Hi Naomi
Sorry couldn't respond earlier, my day here was over :), but I am glad to hear that the problem has been resolved. But remember rounding is a pain nevertheless.
Just Like Sergey Karimov, I have an example from India which also has to do with govt. and taxation and govt. feeds on complications and benefits from mistakes due to the complications.
Every invoice will generally contain multiple items. The items are categorized under various Sub-Heading by the govt. The items total is than charged with Central Excise of, eg. 16%. Now 2% Education Cess is levied on and calculated of this 16% Excise. Excise amount were generally rounded by the clients here to 0 decimals. Now this Cess has introduced very small values so Cess amounts are rounded up to 2 decimals (we have no value, nor coins, of decimals in our currency though it is maintained).
Till it is in the invoice no problem.
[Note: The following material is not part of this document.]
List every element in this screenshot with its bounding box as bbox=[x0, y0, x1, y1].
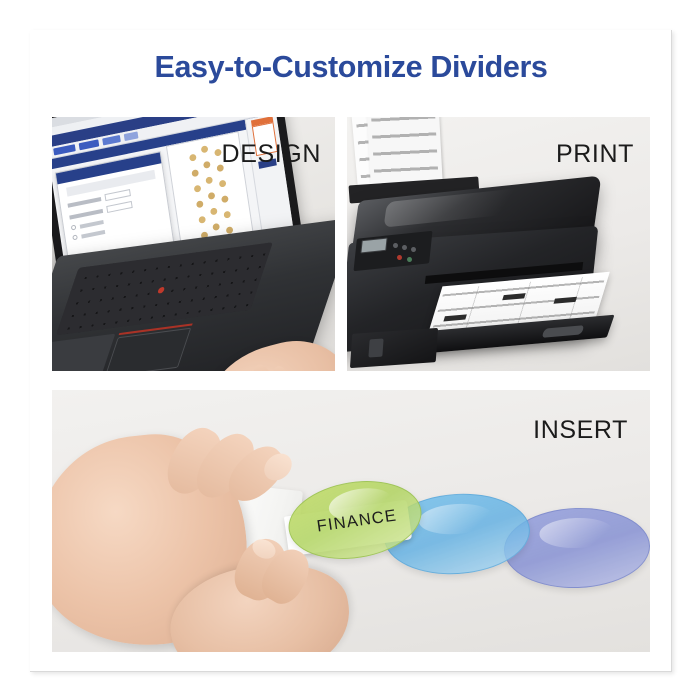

The items sold have to have their own ledger pages to be maintained (either Item-wise of Sub-Heading-wise). These details also have to be represented as a Summary at the end of the month. So an invoice's items are separated into individual (or grouped by Sub-Heading) into ledgers with their individual 16% and 2%. Then at the end of the month they are regrouped together into a summary with 16% and 2%, of course. So now the invoice which has for eg. 15 items, these 15 items will have to be individually displayed in the ledgers along with their own 16% and 2% (of the 16%). At the month end, these ledgers are regrouped into a summary, item-wise or sub-heading wise.
I hope you see the point and complications, we generally tend to total the invoice, calc. 16%, calc. 2% and add to the original total. The whole calculation falls apart when you add the individual items 16% and 2% in the ledger and tally with the invoices.
Add to this mix, the complication of rounding and you have runaway totals.
UPDATE: This is just one tax, we have other taxes after these 2 are calculated :).